The plants and berries were packed in boxes and crates purchased from Enterprise Box Company, located on the banks of the Little Red River in Judsonia and owned by C.A. Figley and J.H. Roth, II.
The company evolved from a factory started by the Cathcart brothers in 1885, when they moved from Bristol, Indiana, bringing with them their crude woodworking machinery.
J.M. and Frank Cathcart had two employees and they found and cut sweet gum logs, loaded them on a log wagon and brought they to the factory behind a yoke of oxen. Additional machinery was purchased and production increased.
The nearby supply of soft hardwood timber and the "ready to work" ethic of the available employees made this place an ideal location for the factory. The growing strawberry acreage provided a ready market and further improvements were made.
C.H. and W.F. Hoag were the next owners and some time in this span of years, the production of the one-quart measure baskets fell behind the demand for them.
They solved this in an unusual manner. The individual farmers purchased foot-operated stitching machines and made their own quarts with thin veneer purchased from the factory. (There were no 40-hour weeks then.) Many quarts were probably made by the light of a "coal oil" lantern.
The next owner, Wilshire Riley, sold the factory to C.A. Figley and J.H. Roth.

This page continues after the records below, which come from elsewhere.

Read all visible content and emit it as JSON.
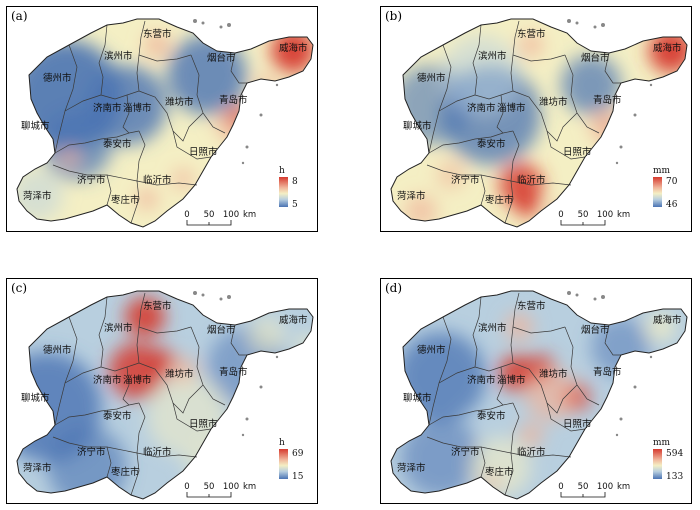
{
  "palette": {
    "high": "#d63a2f",
    "mid_high": "#f0b49a",
    "mid": "#f4efc4",
    "mid_low": "#b8cfdf",
    "low": "#4a73b3",
    "border": "#3a3a3a"
  },
  "cities": [
    {
      "key": "dongying",
      "name": "东营市"
    },
    {
      "key": "binzhou",
      "name": "滨州市"
    },
    {
      "key": "dezhou",
      "name": "德州市"
    },
    {
      "key": "yantai",
      "name": "烟台市"
    },
    {
      "key": "weihai",
      "name": "威海市"
    },
    {
      "key": "jinan",
      "name": "济南市"
    },
    {
      "key": "zibo",
      "name": "淄博市"
    },
    {
      "key": "weifang",
      "name": "潍坊市"
    },
    {
      "key": "qingdao",
      "name": "青岛市"
    },
    {
      "key": "liaocheng_a",
      "name": "聊城市"
    },
    {
      "key": "liaocheng_b",
      "name": "聊城市"
    },
    {
      "key": "taian",
      "name": "泰安市"
    },
    {
      "key": "rizhao",
      "name": "日照市"
    },
    {
      "key": "heze",
      "name": "菏泽市"
    },
    {
      "key": "jining",
      "name": "济宁市"
    },
    {
      "key": "linyi",
      "name": "临沂市"
    },
    {
      "key": "zaozhuang",
      "name": "枣庄市"
    }
  ],
  "scale_bar": {
    "labels": [
      "0",
      "50",
      "100",
      "km"
    ]
  },
  "panels": [
    {
      "id": "a",
      "label": "(a)",
      "unit": "h",
      "max": "8",
      "min": "5"
    },
    {
      "id": "b",
      "label": "(b)",
      "unit": "mm",
      "max": "70",
      "min": "46"
    },
    {
      "id": "c",
      "label": "(c)",
      "unit": "h",
      "max": "69",
      "min": "15"
    },
    {
      "id": "d",
      "label": "(d)",
      "unit": "mm",
      "max": "594",
      "min": "133"
    }
  ]
}
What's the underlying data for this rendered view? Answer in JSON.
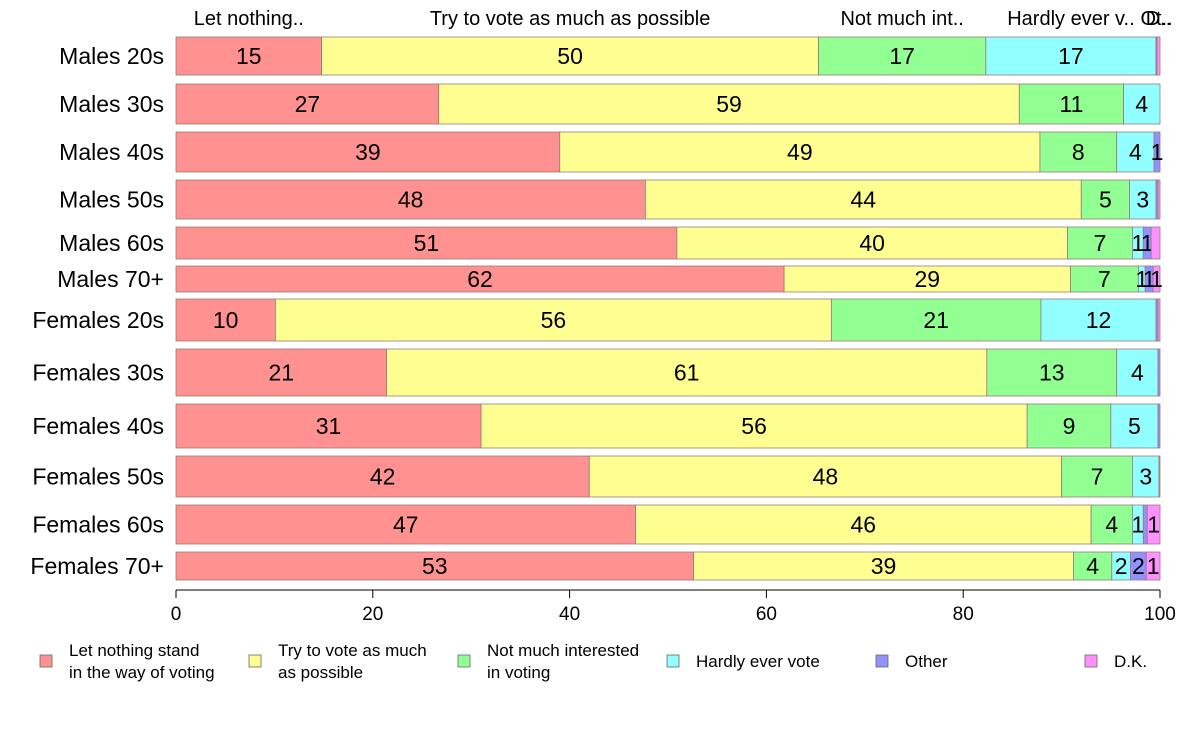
{
  "chart_data": {
    "type": "bar",
    "orientation": "horizontal",
    "stacked": true,
    "categories": [
      "Males 20s",
      "Males 30s",
      "Males 40s",
      "Males 50s",
      "Males 60s",
      "Males 70+",
      "Females 20s",
      "Females 30s",
      "Females 40s",
      "Females 50s",
      "Females 60s",
      "Females 70+"
    ],
    "series": [
      {
        "name": "Let nothing stand in the way of voting",
        "legend_lines": [
          "Let nothing stand",
          "in the way of voting"
        ],
        "top_label": "Let nothing..",
        "color": "#ff9191",
        "values": [
          14.8,
          26.7,
          39.0,
          47.7,
          50.9,
          61.8,
          10.1,
          21.4,
          31.0,
          42.0,
          46.7,
          52.6
        ],
        "labels": [
          "15",
          "27",
          "39",
          "48",
          "51",
          "62",
          "10",
          "21",
          "31",
          "42",
          "47",
          "53"
        ]
      },
      {
        "name": "Try to vote as much as possible",
        "legend_lines": [
          "Try to vote as much",
          "as possible"
        ],
        "top_label": "Try to vote as much as possible",
        "color": "#ffff91",
        "values": [
          50.5,
          59.0,
          48.8,
          44.3,
          39.7,
          29.1,
          56.5,
          61.0,
          55.5,
          48.0,
          46.3,
          38.6
        ],
        "labels": [
          "50",
          "59",
          "49",
          "44",
          "40",
          "29",
          "56",
          "61",
          "56",
          "48",
          "46",
          "39"
        ]
      },
      {
        "name": "Not much interested in voting",
        "legend_lines": [
          "Not much interested",
          "in voting"
        ],
        "top_label": "Not much int..",
        "color": "#91ff91",
        "values": [
          17.0,
          10.6,
          7.8,
          4.9,
          6.6,
          6.9,
          21.3,
          13.2,
          8.5,
          7.2,
          4.2,
          3.9
        ],
        "labels": [
          "17",
          "11",
          "8",
          "5",
          "7",
          "7",
          "21",
          "13",
          "9",
          "7",
          "4",
          "4"
        ]
      },
      {
        "name": "Hardly ever vote",
        "legend_lines": [
          "Hardly ever vote"
        ],
        "top_label": "Hardly ever v..",
        "color": "#91ffff",
        "values": [
          17.3,
          3.7,
          3.8,
          2.7,
          1.1,
          0.7,
          11.7,
          4.2,
          4.8,
          2.7,
          1.1,
          1.9
        ],
        "labels": [
          "17",
          "4",
          "4",
          "3",
          "1",
          "1",
          "12",
          "4",
          "5",
          "3",
          "1",
          "2"
        ]
      },
      {
        "name": "Other",
        "legend_lines": [
          "Other"
        ],
        "top_label": "Ot..",
        "color": "#9191ff",
        "values": [
          0.1,
          0.0,
          0.6,
          0.2,
          0.8,
          0.8,
          0.2,
          0.2,
          0.2,
          0.0,
          0.4,
          1.6
        ],
        "labels": [
          "",
          "",
          "1",
          "",
          "1",
          "1",
          "",
          "",
          "",
          "",
          "",
          "2"
        ]
      },
      {
        "name": "D.K.",
        "legend_lines": [
          "D.K."
        ],
        "top_label": "D..",
        "color": "#ff91ff",
        "values": [
          0.3,
          0.0,
          0.0,
          0.2,
          0.9,
          0.7,
          0.2,
          0.0,
          0.0,
          0.1,
          1.3,
          1.4
        ],
        "labels": [
          "",
          "",
          "",
          "",
          "",
          "1",
          "",
          "",
          "",
          "",
          "1",
          "1"
        ]
      }
    ],
    "xlim": [
      0,
      100
    ],
    "xticks": [
      "0",
      "20",
      "40",
      "60",
      "80",
      "100"
    ],
    "legend_position": "bottom",
    "grid": false
  }
}
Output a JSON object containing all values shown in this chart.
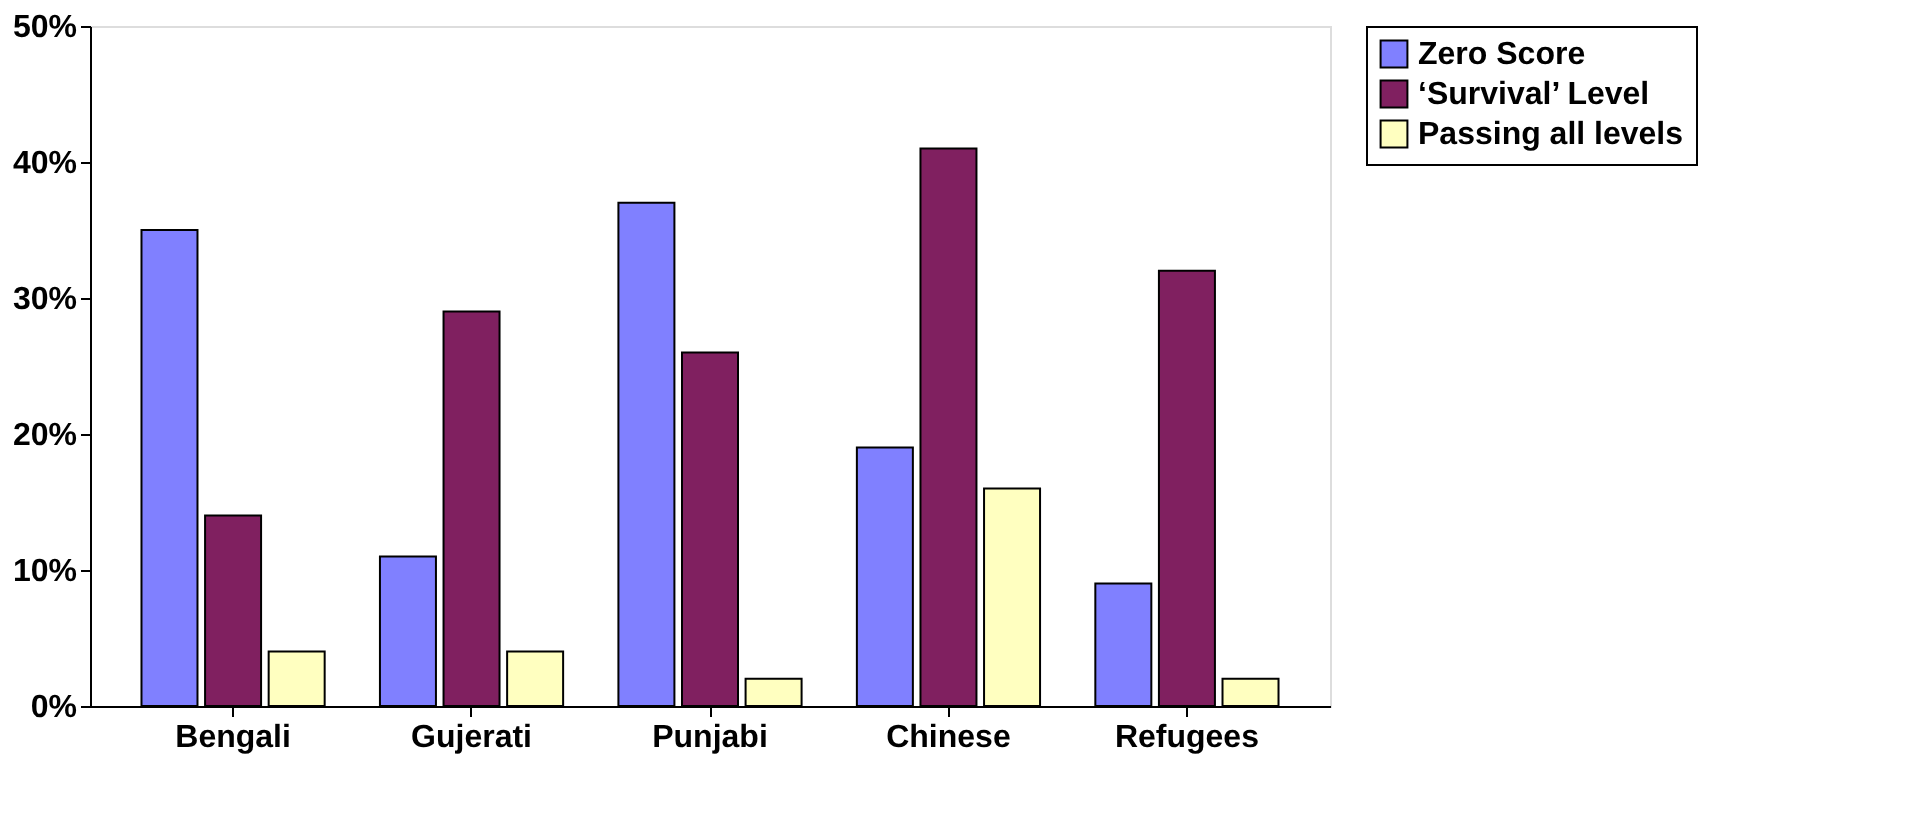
{
  "chart_data": {
    "type": "bar",
    "categories": [
      "Bengali",
      "Gujerati",
      "Punjabi",
      "Chinese",
      "Refugees"
    ],
    "series": [
      {
        "name": "Zero Score",
        "color": "#8080ff",
        "values": [
          35,
          11,
          37,
          19,
          9
        ]
      },
      {
        "name": "‘Survival’ Level",
        "color": "#802060",
        "values": [
          14,
          29,
          26,
          41,
          32
        ]
      },
      {
        "name": "Passing all levels",
        "color": "#ffffc0",
        "values": [
          4,
          4,
          2,
          16,
          2
        ]
      }
    ],
    "ylim": [
      0,
      50
    ],
    "yticks": [
      {
        "value": 0,
        "label": "0%"
      },
      {
        "value": 10,
        "label": "10%"
      },
      {
        "value": 20,
        "label": "20%"
      },
      {
        "value": 30,
        "label": "30%"
      },
      {
        "value": 40,
        "label": "40%"
      },
      {
        "value": 50,
        "label": "50%"
      }
    ],
    "grid": false,
    "legend": "top right"
  }
}
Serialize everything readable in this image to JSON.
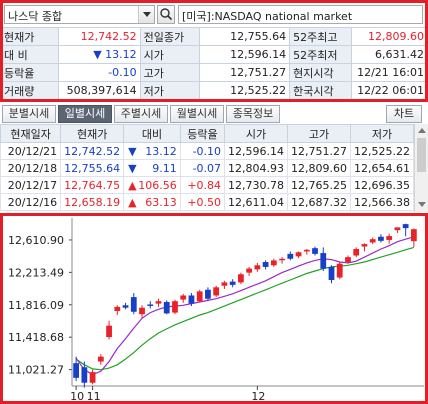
{
  "header": {
    "index_name": "나스닥 종합",
    "market_label": "[미국]:NASDAQ national market"
  },
  "info": {
    "rows": [
      [
        {
          "t": "현재가",
          "c": "lbl"
        },
        {
          "t": "12,742.52",
          "c": "num red"
        },
        {
          "t": "전일종가",
          "c": "lbl"
        },
        {
          "t": "12,755.64",
          "c": "num"
        },
        {
          "t": "52주최고",
          "c": "lbl"
        },
        {
          "t": "12,809.60",
          "c": "num red"
        }
      ],
      [
        {
          "t": "대  비",
          "c": "lbl"
        },
        {
          "t": "▼ 13.12",
          "c": "num blue"
        },
        {
          "t": "시가",
          "c": "lbl"
        },
        {
          "t": "12,596.14",
          "c": "num"
        },
        {
          "t": "52주최저",
          "c": "lbl"
        },
        {
          "t": "6,631.42",
          "c": "num"
        }
      ],
      [
        {
          "t": "등락율",
          "c": "lbl"
        },
        {
          "t": "-0.10",
          "c": "num blue"
        },
        {
          "t": "고가",
          "c": "lbl"
        },
        {
          "t": "12,751.27",
          "c": "num"
        },
        {
          "t": "현지시각",
          "c": "lbl"
        },
        {
          "t": "12/21 16:01",
          "c": "num"
        }
      ],
      [
        {
          "t": "거래량",
          "c": "lbl"
        },
        {
          "t": "508,397,614",
          "c": "num"
        },
        {
          "t": "저가",
          "c": "lbl"
        },
        {
          "t": "12,525.22",
          "c": "num"
        },
        {
          "t": "한국시각",
          "c": "lbl"
        },
        {
          "t": "12/22 06:01",
          "c": "num"
        }
      ]
    ]
  },
  "tabs": [
    {
      "label": "분별시세",
      "active": false
    },
    {
      "label": "일별시세",
      "active": true
    },
    {
      "label": "주별시세",
      "active": false
    },
    {
      "label": "월별시세",
      "active": false
    },
    {
      "label": "종목정보",
      "active": false
    }
  ],
  "chart_button": "차트",
  "daily": {
    "headers": [
      "현재일자",
      "현재가",
      "대비",
      "등락율",
      "시가",
      "고가",
      "저가"
    ],
    "rows": [
      {
        "date": "20/12/21",
        "price": "12,742.52",
        "dir": "▼",
        "change": "13.12",
        "rate": "-0.10",
        "open": "12,596.14",
        "high": "12,751.27",
        "low": "12,525.22",
        "up": false
      },
      {
        "date": "20/12/18",
        "price": "12,755.64",
        "dir": "▼",
        "change": "9.11",
        "rate": "-0.07",
        "open": "12,804.93",
        "high": "12,809.60",
        "low": "12,654.61",
        "up": false
      },
      {
        "date": "20/12/17",
        "price": "12,764.75",
        "dir": "▲",
        "change": "106.56",
        "rate": "+0.84",
        "open": "12,730.78",
        "high": "12,765.25",
        "low": "12,696.35",
        "up": true
      },
      {
        "date": "20/12/16",
        "price": "12,658.19",
        "dir": "▲",
        "change": "63.13",
        "rate": "+0.50",
        "open": "12,611.04",
        "high": "12,687.32",
        "low": "12,566.38",
        "up": true
      }
    ]
  },
  "chart_data": {
    "type": "candlestick",
    "y_ticks": [
      "12,610.90",
      "12,213.49",
      "11,816.09",
      "11,418.68",
      "11,021.27"
    ],
    "y_tick_values": [
      12610.9,
      12213.49,
      11816.09,
      11418.68,
      11021.27
    ],
    "ylim": [
      10820,
      12880
    ],
    "x_labels": [
      {
        "label": "10",
        "index": 0
      },
      {
        "label": "11",
        "index": 2
      },
      {
        "label": "12",
        "index": 22
      }
    ],
    "colors": {
      "up": "#e8222a",
      "down": "#1740c8",
      "ma_short": "#9b2bc8",
      "ma_long": "#22a322"
    },
    "candles": [
      {
        "o": 11100,
        "h": 11180,
        "l": 10880,
        "c": 10920
      },
      {
        "o": 11050,
        "h": 11120,
        "l": 10800,
        "c": 10860
      },
      {
        "o": 10860,
        "h": 11020,
        "l": 10840,
        "c": 10990
      },
      {
        "o": 11120,
        "h": 11210,
        "l": 11080,
        "c": 11180
      },
      {
        "o": 11420,
        "h": 11620,
        "l": 11390,
        "c": 11560
      },
      {
        "o": 11740,
        "h": 11810,
        "l": 11690,
        "c": 11790
      },
      {
        "o": 11810,
        "h": 11840,
        "l": 11760,
        "c": 11780
      },
      {
        "o": 11910,
        "h": 11960,
        "l": 11700,
        "c": 11730
      },
      {
        "o": 11700,
        "h": 11810,
        "l": 11660,
        "c": 11780
      },
      {
        "o": 11820,
        "h": 11860,
        "l": 11770,
        "c": 11810
      },
      {
        "o": 11830,
        "h": 11890,
        "l": 11790,
        "c": 11860
      },
      {
        "o": 11850,
        "h": 11870,
        "l": 11700,
        "c": 11710
      },
      {
        "o": 11720,
        "h": 11880,
        "l": 11700,
        "c": 11860
      },
      {
        "o": 11880,
        "h": 11950,
        "l": 11840,
        "c": 11930
      },
      {
        "o": 11930,
        "h": 11960,
        "l": 11800,
        "c": 11830
      },
      {
        "o": 11860,
        "h": 12000,
        "l": 11850,
        "c": 11980
      },
      {
        "o": 12000,
        "h": 12030,
        "l": 11870,
        "c": 11890
      },
      {
        "o": 11930,
        "h": 12050,
        "l": 11910,
        "c": 12030
      },
      {
        "o": 12050,
        "h": 12110,
        "l": 12010,
        "c": 12090
      },
      {
        "o": 12100,
        "h": 12130,
        "l": 12030,
        "c": 12060
      },
      {
        "o": 12090,
        "h": 12210,
        "l": 12070,
        "c": 12190
      },
      {
        "o": 12210,
        "h": 12280,
        "l": 12170,
        "c": 12260
      },
      {
        "o": 12250,
        "h": 12330,
        "l": 12220,
        "c": 12300
      },
      {
        "o": 12340,
        "h": 12360,
        "l": 12250,
        "c": 12280
      },
      {
        "o": 12300,
        "h": 12380,
        "l": 12280,
        "c": 12360
      },
      {
        "o": 12370,
        "h": 12400,
        "l": 12320,
        "c": 12380
      },
      {
        "o": 12440,
        "h": 12470,
        "l": 12360,
        "c": 12380
      },
      {
        "o": 12410,
        "h": 12470,
        "l": 12390,
        "c": 12460
      },
      {
        "o": 12470,
        "h": 12500,
        "l": 12430,
        "c": 12490
      },
      {
        "o": 12510,
        "h": 12530,
        "l": 12420,
        "c": 12440
      },
      {
        "o": 12450,
        "h": 12520,
        "l": 12230,
        "c": 12260
      },
      {
        "o": 12280,
        "h": 12300,
        "l": 12080,
        "c": 12120
      },
      {
        "o": 12150,
        "h": 12340,
        "l": 12130,
        "c": 12320
      },
      {
        "o": 12340,
        "h": 12420,
        "l": 12320,
        "c": 12400
      },
      {
        "o": 12420,
        "h": 12520,
        "l": 12400,
        "c": 12500
      },
      {
        "o": 12530,
        "h": 12570,
        "l": 12470,
        "c": 12560
      },
      {
        "o": 12580,
        "h": 12640,
        "l": 12560,
        "c": 12620
      },
      {
        "o": 12650,
        "h": 12680,
        "l": 12580,
        "c": 12600
      },
      {
        "o": 12611,
        "h": 12687,
        "l": 12566,
        "c": 12658
      },
      {
        "o": 12731,
        "h": 12765,
        "l": 12696,
        "c": 12765
      },
      {
        "o": 12805,
        "h": 12810,
        "l": 12655,
        "c": 12756
      },
      {
        "o": 12596,
        "h": 12751,
        "l": 12525,
        "c": 12743
      }
    ],
    "ma_short": [
      11160,
      11020,
      10960,
      11000,
      11120,
      11280,
      11400,
      11530,
      11650,
      11720,
      11760,
      11790,
      11800,
      11810,
      11830,
      11850,
      11870,
      11890,
      11920,
      11950,
      11990,
      12030,
      12070,
      12110,
      12160,
      12210,
      12250,
      12290,
      12330,
      12360,
      12380,
      12370,
      12340,
      12330,
      12350,
      12400,
      12450,
      12500,
      12540,
      12590,
      12620,
      12650
    ],
    "ma_long": [
      11150,
      11080,
      11030,
      11020,
      11040,
      11080,
      11150,
      11230,
      11320,
      11400,
      11470,
      11520,
      11570,
      11610,
      11650,
      11690,
      11720,
      11760,
      11800,
      11840,
      11880,
      11920,
      11960,
      12000,
      12040,
      12080,
      12120,
      12160,
      12200,
      12230,
      12260,
      12280,
      12290,
      12300,
      12320,
      12340,
      12370,
      12400,
      12430,
      12460,
      12490,
      12520
    ]
  }
}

No longer were the quart containers made at home. Twenty female employees worked at stitching machines making what were known as "wood rim quarts." These containers gave way to "metal rim quarts" which were wooden containers with a crimped metal rim. These were purchased in carload lots from a plant in Virginia and shipped by rail.
After 1941, war clouds overshadowed the land and there was no problem selling any kind of product. The factory couldnt keep up with the demand.
On July 4, 1944, the factory burned down to ashes.
Captain Charles A. Figley was with the infantry in Milne Bay, New Guinea. He received a "V" mail letter from his mother. The letter read, "Your father is bearing up well after the fire." It was three weeks of wondering what, where and how before he got the details.
The factory was rebuilt by C.A. Figley Sr. with the assistance of Dale McInturff in a new and more modern form. After a few years of operation, during which the decline in strawberry production was very drastic, the factory was sold in 1968.
The certificate of dissolution of Enterprise Box Company was filed June 19, 1994. But it left its mark on the life and economy of Judsonia. There are still a number of old timers who speak, sometimes fondly, of "the factory."